The Caption said that the PSC reiterates its admonition for Lowenfield to not proceed with house-to-house registration.

“Proceeding, you will do so at your own peril and you will be held responsible for the consequences flowing therefrom,” the letter from the PSC concluded.

The house-to-house registration being carried out by GECOM is now marred in controversy following the CCJ’s validation of the no-confidence motion, which has now reduced the David Granger-led regime into a “caretaker” government. 

The controversy was further exacerbated after a notice signed by the former Chairman of GECOM, Justice Patterson was published informing the nation that the process of house-to-house will commence from July 20, 2019 (last Saturday). The notice was placed days before the CCJ ruled that Patterson’s appointment was unconstitutional, and therefore flawed. 

The coalition government in the meantime has been pushing for the house-to-house method; claiming that it contains the required methodological components to capture accurately, electorate data for a new voters’ list following the expiration of the last one in April of this year. 

Their stance is contrary to that of the parliamentary opposition, the Peoples’ Progressive Party/Civic (PPP/C).
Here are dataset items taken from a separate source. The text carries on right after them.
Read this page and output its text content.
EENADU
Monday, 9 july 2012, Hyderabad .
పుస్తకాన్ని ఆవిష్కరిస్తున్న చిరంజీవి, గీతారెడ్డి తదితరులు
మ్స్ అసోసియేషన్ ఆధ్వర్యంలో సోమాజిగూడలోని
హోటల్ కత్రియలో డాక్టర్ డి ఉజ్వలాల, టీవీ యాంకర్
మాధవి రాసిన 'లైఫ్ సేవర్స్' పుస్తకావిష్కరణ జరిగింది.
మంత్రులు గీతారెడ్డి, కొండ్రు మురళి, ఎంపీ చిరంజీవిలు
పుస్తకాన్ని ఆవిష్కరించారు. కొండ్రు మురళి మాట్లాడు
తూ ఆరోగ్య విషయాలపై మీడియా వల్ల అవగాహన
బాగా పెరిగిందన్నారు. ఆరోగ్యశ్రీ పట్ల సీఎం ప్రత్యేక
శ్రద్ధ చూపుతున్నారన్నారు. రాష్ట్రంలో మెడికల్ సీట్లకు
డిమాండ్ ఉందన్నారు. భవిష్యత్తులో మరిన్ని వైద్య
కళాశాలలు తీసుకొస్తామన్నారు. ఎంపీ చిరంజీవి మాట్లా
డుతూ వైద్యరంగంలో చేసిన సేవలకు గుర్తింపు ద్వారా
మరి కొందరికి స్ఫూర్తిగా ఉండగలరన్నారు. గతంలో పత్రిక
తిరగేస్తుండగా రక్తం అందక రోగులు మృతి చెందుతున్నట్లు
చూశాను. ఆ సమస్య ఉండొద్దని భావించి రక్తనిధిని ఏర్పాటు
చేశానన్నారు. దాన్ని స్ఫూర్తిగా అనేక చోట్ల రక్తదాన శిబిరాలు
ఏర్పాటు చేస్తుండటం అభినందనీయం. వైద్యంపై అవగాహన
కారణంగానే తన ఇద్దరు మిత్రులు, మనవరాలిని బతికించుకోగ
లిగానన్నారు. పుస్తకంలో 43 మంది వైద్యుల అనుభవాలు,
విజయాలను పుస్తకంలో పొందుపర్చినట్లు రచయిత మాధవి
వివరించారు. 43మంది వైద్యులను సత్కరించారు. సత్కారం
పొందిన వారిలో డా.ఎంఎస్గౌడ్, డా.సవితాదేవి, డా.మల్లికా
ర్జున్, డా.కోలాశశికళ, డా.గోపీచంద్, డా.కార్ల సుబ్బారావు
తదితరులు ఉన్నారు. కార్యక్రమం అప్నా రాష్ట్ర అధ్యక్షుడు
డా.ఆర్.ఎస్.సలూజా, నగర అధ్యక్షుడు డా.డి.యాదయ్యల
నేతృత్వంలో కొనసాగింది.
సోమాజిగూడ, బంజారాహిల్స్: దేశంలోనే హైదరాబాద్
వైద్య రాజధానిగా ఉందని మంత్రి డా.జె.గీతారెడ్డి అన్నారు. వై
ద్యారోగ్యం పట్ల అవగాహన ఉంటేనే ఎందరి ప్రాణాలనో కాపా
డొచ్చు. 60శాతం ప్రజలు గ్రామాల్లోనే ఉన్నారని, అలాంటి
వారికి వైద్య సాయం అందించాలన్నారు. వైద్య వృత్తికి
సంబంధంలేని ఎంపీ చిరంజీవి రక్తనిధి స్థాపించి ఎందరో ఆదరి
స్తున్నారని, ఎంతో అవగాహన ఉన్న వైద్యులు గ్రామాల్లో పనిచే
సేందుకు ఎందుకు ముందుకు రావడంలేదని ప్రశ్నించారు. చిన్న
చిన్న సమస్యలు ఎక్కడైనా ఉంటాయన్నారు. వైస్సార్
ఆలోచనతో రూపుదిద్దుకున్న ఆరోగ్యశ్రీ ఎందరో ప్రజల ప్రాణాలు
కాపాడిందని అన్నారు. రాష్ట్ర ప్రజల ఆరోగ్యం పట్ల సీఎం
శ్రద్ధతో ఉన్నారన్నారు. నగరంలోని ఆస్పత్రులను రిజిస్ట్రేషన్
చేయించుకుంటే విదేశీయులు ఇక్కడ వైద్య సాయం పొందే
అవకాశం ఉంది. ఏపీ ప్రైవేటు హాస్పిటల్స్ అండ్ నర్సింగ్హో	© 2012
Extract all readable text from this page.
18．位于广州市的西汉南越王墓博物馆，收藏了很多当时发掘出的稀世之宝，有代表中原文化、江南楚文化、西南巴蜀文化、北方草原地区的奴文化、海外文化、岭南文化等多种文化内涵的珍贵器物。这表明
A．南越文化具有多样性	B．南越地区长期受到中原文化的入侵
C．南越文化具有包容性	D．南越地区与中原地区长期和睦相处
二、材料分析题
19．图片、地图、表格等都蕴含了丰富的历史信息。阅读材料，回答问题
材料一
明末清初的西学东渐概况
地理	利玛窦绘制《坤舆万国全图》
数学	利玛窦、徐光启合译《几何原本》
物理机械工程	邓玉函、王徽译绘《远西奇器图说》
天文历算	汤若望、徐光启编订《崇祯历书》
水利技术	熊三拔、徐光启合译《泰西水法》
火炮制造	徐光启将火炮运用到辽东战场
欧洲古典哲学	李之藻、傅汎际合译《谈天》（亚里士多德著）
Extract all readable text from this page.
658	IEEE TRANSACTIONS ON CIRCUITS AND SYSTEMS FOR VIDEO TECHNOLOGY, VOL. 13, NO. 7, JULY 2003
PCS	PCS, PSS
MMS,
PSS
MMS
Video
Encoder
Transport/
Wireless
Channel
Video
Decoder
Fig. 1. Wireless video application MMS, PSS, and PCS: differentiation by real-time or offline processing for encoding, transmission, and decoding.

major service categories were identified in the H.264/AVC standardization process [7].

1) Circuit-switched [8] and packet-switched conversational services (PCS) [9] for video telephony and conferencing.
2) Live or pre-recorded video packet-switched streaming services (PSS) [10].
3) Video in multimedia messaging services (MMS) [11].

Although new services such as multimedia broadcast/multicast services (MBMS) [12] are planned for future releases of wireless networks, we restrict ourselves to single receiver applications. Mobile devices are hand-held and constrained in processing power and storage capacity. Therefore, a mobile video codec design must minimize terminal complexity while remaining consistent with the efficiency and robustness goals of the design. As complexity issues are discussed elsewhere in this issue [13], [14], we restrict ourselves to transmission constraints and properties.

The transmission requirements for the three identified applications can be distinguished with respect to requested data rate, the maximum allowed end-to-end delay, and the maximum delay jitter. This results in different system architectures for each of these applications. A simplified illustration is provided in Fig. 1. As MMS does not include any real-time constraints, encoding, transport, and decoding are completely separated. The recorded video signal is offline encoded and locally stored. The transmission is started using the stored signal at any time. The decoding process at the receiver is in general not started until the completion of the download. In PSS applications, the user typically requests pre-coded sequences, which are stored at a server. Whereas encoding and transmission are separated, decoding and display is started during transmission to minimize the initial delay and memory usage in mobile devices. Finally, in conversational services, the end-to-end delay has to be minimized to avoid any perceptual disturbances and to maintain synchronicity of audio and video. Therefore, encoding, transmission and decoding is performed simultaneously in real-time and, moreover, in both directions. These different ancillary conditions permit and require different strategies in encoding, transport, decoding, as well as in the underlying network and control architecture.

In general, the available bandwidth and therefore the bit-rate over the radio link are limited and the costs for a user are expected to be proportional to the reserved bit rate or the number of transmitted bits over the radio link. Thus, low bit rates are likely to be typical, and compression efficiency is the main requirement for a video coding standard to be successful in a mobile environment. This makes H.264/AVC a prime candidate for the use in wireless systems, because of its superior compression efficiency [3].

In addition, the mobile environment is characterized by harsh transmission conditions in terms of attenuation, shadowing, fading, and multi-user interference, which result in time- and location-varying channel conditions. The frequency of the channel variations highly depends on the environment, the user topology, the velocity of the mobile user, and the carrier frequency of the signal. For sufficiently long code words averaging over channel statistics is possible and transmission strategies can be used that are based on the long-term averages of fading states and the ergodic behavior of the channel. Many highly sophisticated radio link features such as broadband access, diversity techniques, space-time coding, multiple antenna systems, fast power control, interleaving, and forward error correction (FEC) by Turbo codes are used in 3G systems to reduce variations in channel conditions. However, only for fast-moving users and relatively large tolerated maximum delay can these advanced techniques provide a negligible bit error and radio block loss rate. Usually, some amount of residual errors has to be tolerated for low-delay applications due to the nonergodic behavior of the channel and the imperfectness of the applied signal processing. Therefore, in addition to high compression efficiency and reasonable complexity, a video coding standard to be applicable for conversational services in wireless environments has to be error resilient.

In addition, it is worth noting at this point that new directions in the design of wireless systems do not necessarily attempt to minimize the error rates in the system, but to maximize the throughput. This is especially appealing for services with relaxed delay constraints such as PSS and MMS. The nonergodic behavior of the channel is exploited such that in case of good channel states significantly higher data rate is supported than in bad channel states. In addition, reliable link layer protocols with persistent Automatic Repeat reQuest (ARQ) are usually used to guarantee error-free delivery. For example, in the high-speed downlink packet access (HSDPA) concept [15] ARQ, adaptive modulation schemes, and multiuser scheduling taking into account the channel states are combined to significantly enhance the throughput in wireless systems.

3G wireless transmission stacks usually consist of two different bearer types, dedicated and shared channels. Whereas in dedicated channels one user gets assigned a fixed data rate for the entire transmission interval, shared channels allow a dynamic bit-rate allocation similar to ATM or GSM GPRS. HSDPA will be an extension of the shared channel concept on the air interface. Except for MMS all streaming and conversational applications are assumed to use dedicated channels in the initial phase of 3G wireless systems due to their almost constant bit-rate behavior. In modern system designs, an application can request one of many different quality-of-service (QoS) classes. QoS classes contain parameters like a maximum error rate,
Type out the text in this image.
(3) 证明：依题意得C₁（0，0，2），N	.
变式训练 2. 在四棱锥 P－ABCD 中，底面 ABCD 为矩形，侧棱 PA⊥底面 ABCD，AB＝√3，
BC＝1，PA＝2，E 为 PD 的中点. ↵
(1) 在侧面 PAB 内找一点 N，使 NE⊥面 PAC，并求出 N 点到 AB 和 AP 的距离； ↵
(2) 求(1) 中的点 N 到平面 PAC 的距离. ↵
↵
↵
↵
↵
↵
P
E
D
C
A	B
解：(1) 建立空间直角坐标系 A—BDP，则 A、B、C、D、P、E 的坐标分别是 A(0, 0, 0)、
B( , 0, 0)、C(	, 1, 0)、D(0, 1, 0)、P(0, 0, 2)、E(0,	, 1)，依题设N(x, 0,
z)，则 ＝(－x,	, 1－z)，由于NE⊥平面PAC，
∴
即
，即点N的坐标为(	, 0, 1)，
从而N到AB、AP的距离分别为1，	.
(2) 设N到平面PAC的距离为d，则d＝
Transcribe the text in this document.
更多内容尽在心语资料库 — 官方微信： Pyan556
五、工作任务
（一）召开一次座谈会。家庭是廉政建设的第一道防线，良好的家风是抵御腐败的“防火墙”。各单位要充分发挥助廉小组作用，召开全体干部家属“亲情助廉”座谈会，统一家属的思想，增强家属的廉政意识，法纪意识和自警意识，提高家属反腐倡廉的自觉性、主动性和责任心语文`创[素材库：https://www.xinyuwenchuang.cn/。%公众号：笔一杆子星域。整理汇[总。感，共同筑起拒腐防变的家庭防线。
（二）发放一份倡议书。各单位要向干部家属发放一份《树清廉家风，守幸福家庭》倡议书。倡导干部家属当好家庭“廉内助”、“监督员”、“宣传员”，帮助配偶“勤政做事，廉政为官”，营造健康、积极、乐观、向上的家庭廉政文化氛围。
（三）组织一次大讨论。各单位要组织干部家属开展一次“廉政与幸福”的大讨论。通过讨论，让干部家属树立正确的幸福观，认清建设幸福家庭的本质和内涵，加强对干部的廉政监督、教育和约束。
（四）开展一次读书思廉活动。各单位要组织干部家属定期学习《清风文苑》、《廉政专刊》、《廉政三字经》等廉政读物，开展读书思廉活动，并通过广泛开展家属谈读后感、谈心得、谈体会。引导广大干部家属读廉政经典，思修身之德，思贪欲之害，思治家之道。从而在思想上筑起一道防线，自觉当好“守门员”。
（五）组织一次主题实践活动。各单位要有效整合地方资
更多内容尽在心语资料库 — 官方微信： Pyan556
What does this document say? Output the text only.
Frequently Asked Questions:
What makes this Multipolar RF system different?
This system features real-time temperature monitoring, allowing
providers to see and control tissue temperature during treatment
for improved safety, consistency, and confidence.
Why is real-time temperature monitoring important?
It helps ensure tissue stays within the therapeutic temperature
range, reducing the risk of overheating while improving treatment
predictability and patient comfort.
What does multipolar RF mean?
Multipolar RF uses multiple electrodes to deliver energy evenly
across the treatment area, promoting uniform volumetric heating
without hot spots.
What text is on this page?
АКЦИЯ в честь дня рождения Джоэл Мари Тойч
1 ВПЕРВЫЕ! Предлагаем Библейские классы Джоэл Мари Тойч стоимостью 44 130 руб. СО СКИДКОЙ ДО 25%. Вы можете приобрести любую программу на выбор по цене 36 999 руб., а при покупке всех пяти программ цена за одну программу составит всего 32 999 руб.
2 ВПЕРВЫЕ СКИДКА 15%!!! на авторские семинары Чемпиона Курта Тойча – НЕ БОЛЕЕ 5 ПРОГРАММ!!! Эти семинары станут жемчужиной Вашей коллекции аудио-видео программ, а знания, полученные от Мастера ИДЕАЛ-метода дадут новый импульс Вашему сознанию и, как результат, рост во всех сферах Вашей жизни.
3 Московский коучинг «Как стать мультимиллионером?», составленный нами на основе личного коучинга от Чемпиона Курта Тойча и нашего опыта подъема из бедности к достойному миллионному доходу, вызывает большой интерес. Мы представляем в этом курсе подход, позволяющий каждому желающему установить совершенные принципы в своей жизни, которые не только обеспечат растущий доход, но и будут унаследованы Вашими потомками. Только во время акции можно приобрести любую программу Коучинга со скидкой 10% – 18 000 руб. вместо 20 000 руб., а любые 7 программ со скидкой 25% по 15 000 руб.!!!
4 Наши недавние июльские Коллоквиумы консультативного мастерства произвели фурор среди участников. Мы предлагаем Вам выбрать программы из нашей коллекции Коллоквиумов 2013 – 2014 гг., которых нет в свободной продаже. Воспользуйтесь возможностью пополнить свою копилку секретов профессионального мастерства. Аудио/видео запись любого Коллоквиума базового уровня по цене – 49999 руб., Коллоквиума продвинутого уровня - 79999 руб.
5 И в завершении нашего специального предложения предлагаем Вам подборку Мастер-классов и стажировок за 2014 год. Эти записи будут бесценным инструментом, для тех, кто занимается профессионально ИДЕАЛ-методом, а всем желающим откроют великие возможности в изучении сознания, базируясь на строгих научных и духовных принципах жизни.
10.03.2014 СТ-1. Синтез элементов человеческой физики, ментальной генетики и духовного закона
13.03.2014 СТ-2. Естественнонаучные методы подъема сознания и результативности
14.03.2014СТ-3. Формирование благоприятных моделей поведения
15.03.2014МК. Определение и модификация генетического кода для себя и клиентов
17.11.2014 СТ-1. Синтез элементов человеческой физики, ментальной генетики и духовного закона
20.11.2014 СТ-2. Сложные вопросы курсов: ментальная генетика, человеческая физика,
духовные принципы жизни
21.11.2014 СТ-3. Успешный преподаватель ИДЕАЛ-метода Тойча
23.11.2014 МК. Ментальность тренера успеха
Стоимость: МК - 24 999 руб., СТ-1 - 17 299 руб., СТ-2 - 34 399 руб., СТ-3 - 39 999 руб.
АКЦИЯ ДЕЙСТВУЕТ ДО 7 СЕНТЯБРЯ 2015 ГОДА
They are contending that both government and GECOM abide by the constitutional provisions which demand – among other things – that fresh elections be held within three months of a successful no-confidence motion. They are nailing home that the house-to-house process will not allow elections to be held within that specified time. This contention has given greater rise to the PPP’s supposition that the process is a ploy formulated by both GECOM and government to stall the holding of general and regional elections.  

President David Granger has made it clear that GECOM is a constitutional body, meaning that its operations cannot be dictated by the government. The opposition through its Leader Bharrat Jagdeo, however, thinks otherwise. He believes that the elections body has been compromised and accuses the government of puppeteering the CEO. Lowenfield has yet to respond to these claims.